On the first acquaintance with a stranger, the portent of unknown peril keeps damsels from dismissing diffidence. But with the brush of crisis at commencement, a large expanse of the barricades of beginning was blown away with the first breath. Some divine intervention on the deserted mountain roads tied the knot of familiarity. Did not dither. In the chance lightning streak, what struck the eye would be glimpsed at again and again against the background of darkness when awakened at nights. It was impressed in the midst of sensibility, like the burning mark of the sun and stars on the azure firmament during the big bang.

Without speaking, the girl got into the car. Following her directions the vehicle reached her destination. She got off the car and said, “If you have time tomorrow, do come here. I’d like to introduce you to the lady of our house.”

Amit wanted to say, “Time lies heavy on my hands, I can come right now.” He was checked by inhibition.

On returning, he pulled out his notebook and wrote, “O path, what madness did you indulge in today? Tearing two souls from separate locales, you probably hurtled them on a concurrent course. The astronomer is wrong. From unknown skies, the moon came into the orbit of the earth – their cars collided, and guided by that deadly deed, for ages and aeons are they journeying side by side. The light of one shines on the other. The ties of the journey are not sundered.

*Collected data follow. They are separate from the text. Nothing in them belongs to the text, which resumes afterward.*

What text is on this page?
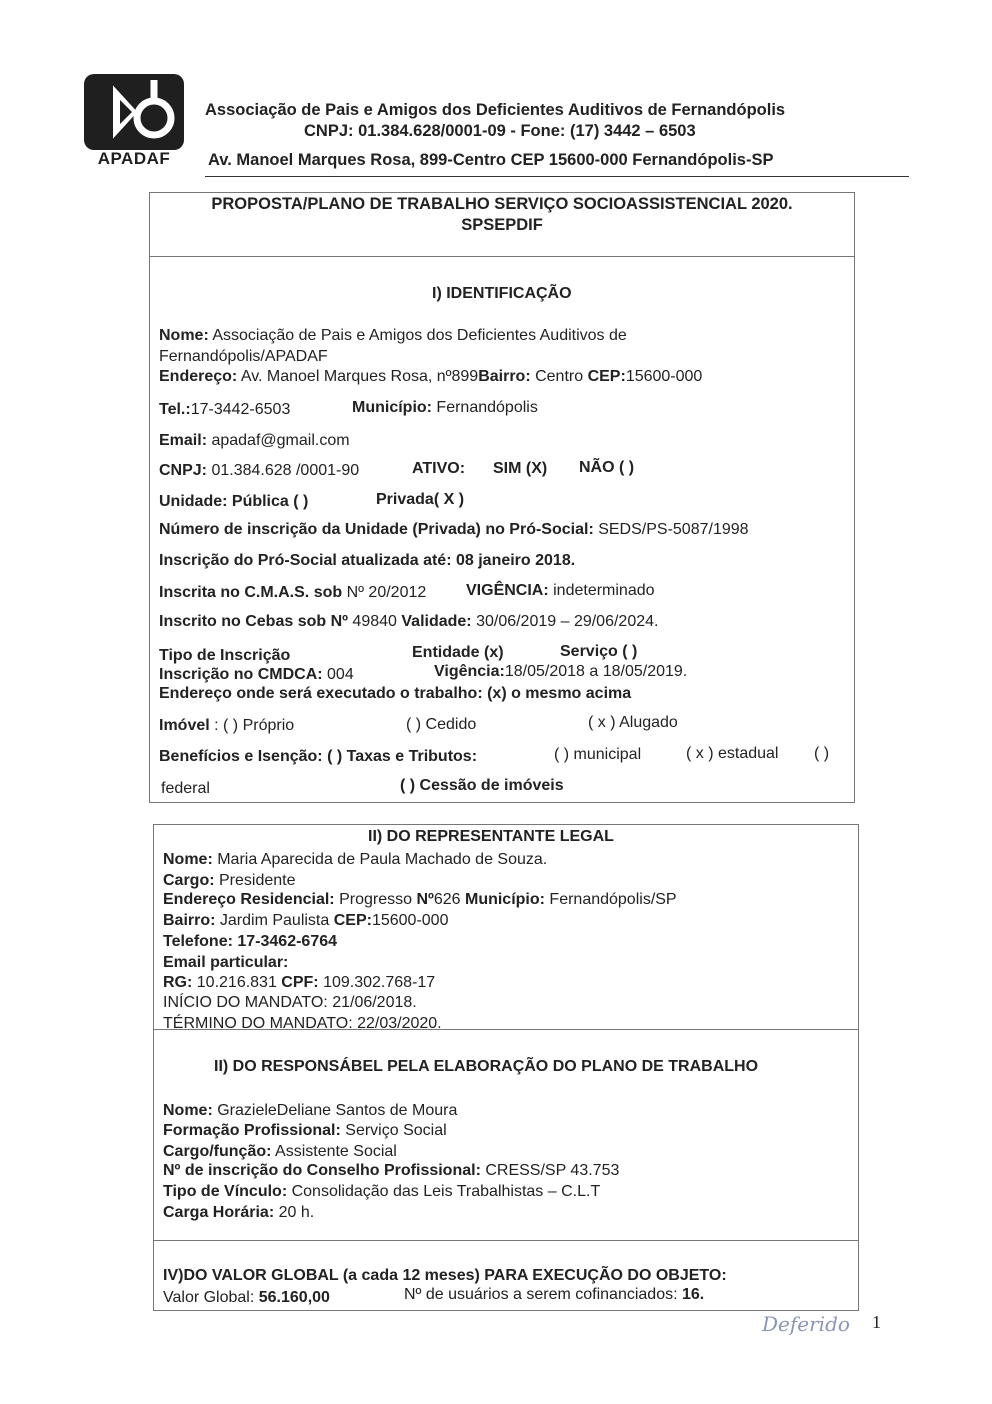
APADAF
Associação de Pais e Amigos dos Deficientes Auditivos de Fernandópolis
CNPJ: 01.384.628/0001-09 - Fone: (17) 3442 – 6503
Av. Manoel Marques Rosa, 899-Centro CEP 15600-000 Fernandópolis-SP
PROPOSTA/PLANO DE TRABALHO SERVIÇO SOCIOASSISTENCIAL 2020.
SPSEPDIF
I) IDENTIFICAÇÃO
Nome: Associação de Pais e Amigos dos Deficientes Auditivos de
Fernandópolis/APADAF
Endereço: Av. Manoel Marques Rosa, nº899Bairro: Centro CEP:15600-000
Tel.:17-3442-6503	Município: Fernandópolis
Email: apadaf@gmail.com
CNPJ: 01.384.628 /0001-90	ATIVO: SIM (X) NÃO ( )
Unidade: Pública ( )	Privada( X )
Número de inscrição da Unidade (Privada) no Pró-Social: SEDS/PS-5087/1998
Inscrição do Pró-Social atualizada até: 08 janeiro 2018.
Inscrita no C.M.A.S. sob Nº 20/2012 VIGÊNCIA: indeterminado
Inscrito no Cebas sob Nº 49840 Validade: 30/06/2019 – 29/06/2024.
Tipo de Inscrição	Entidade (x)	Serviço ( )
Inscrição no CMDCA: 004	Vigência:18/05/2018 a 18/05/2019.
Endereço onde será executado o trabalho: (x) o mesmo acima
Imóvel : ( ) Próprio	( ) Cedido	( x ) Alugado
Benefícios e Isenção: ( ) Taxas e Tributos:	( ) municipal	( x ) estadual ( )
federal	( ) Cessão de imóveis
II) DO REPRESENTANTE LEGAL
Nome: Maria Aparecida de Paula Machado de Souza.
Cargo: Presidente
Endereço Residencial: Progresso Nº626 Município: Fernandópolis/SP
Bairro: Jardim Paulista CEP:15600-000
Telefone: 17-3462-6764
Email particular:
RG: 10.216.831 CPF: 109.302.768-17
INÍCIO DO MANDATO: 21/06/2018.
TÉRMINO DO MANDATO: 22/03/2020.
II) DO RESPONSÁBEL PELA ELABORAÇÃO DO PLANO DE TRABALHO
Nome: GrazieleDeliane Santos de Moura
Formação Profissional: Serviço Social
Cargo/função: Assistente Social
Nº de inscrição do Conselho Profissional: CRESS/SP 43.753
Tipo de Vínculo: Consolidação das Leis Trabalhistas – C.L.T
Carga Horária: 20 h.
IV)DO VALOR GLOBAL (a cada 12 meses) PARA EXECUÇÃO DO OBJETO:
Valor Global: 56.160,00	Nº de usuários a serem cofinanciados: 16.
Deferido 1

The depths of my mind say we have together embarked on an endless expedition, on the thread of our path will we string a garland with glittering moments picked up every instant. No longer can I afford to remain at the doors of fate, with fixed salary and fixed ration. Our transactions will always be impetuous, sudden.

It was raining outside. Pacing restlessly and often in the veranda, Amit voiced in his mind, “Where are you, Nibaran Chakraborty? Possess me, bring forth words.”
Out came the long thin exercise book. Nibaran Chakraborty expressed –

The path entwines in a bond untied
On wafting wind do we two ride.
Dust-born coloured moments of day
Soul with powdered hues do spray,
Monsoon clouds do wave the veil
Dance of horizon fair,
Lightning struck spirits regale
With a sparkle rare.

No bunches of champak gold,
No flowers strewn beneath - behold.
Anon at some eventide hour
Whiff of a nameless flower,
Lazily the cloud is belittled
By the sun breaking day,
Atop arrogant peaks are settled
A rhododendron-spray.

No treasures amassed, silver or gold,
Nor nurturing care does us enfold.
Wayside birds dance to beat,
Chain not we their loving tweet,
Two of us content with the song
Of wings that love flight.
With the sudden we go along
Shine in fleeting light.
Here we need to look backwards. Once we are done with the tale of the past, the story can move forward unfettered.